At the end of the concert, the announcer reveals that it was recorded earlier this evening in Bangor (only thirty miles away, as the raven flies, across the highest mountains), and that the concert hall had been battered by wild winds tonight, as we’d probably heard from the broadcast, but the show had to go on. Before I go to sleep I switch over to the late news and there’s a report from Cricieth, on the other side of the water, with a correspondent saying that gusts of 108 mph have just been recorded at Aberdaron, further to the west, but that the ‘hurricane-force winds’ are now moving inland. I briefly wonder what the precise difference is between ‘hurricane-force winds’ and a ‘hurricane’ itself?
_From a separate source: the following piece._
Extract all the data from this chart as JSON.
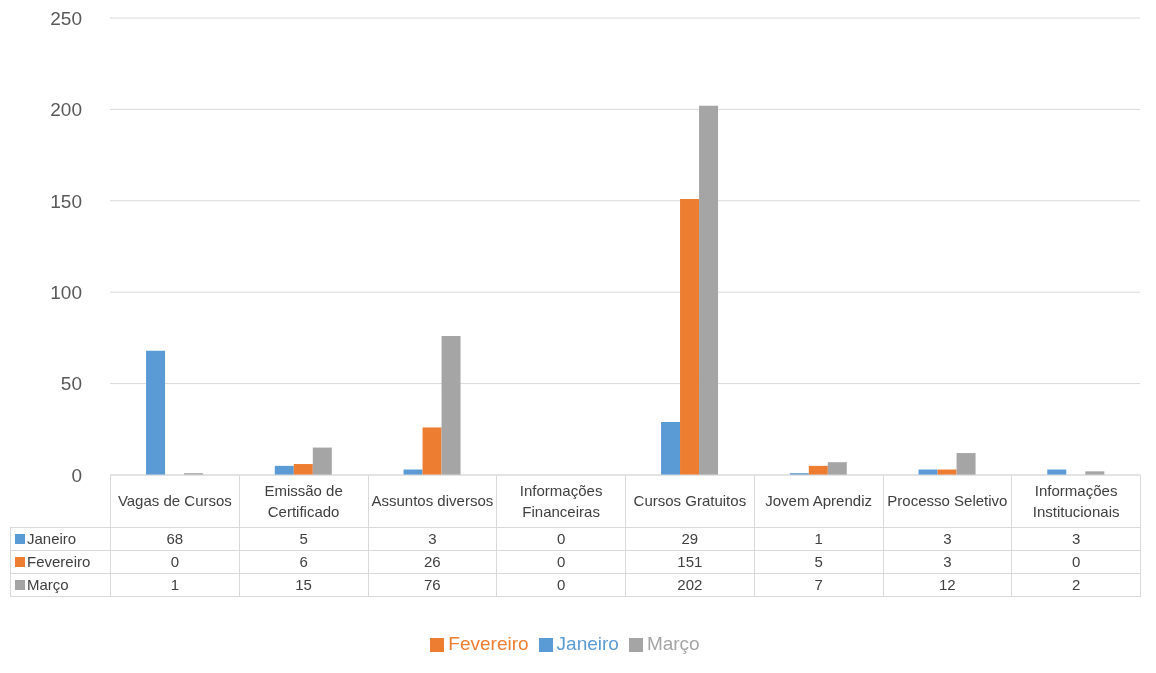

As I’m reflecting on this, my mobile starts chirping its relentlessly upbeat call, and I’m temporarily back in my city world. But I see who’s calling and my heart lifts. A close friend, more than a friend. ‘It’s 3.30 in the morning, why aren’t you asleep?!’ I ask him. He’s just wanting to know that I’m OK, that I arrived safely. And when I tell him how wild it is here, I can hear the gentle teasing in his voice as he reminds me that wild is what you like, isn’t it? And he has little sympathy about the power cut, surely that’s part of the deal if you go to such places in February. Yes, I grudgingly have to admit that he’s right.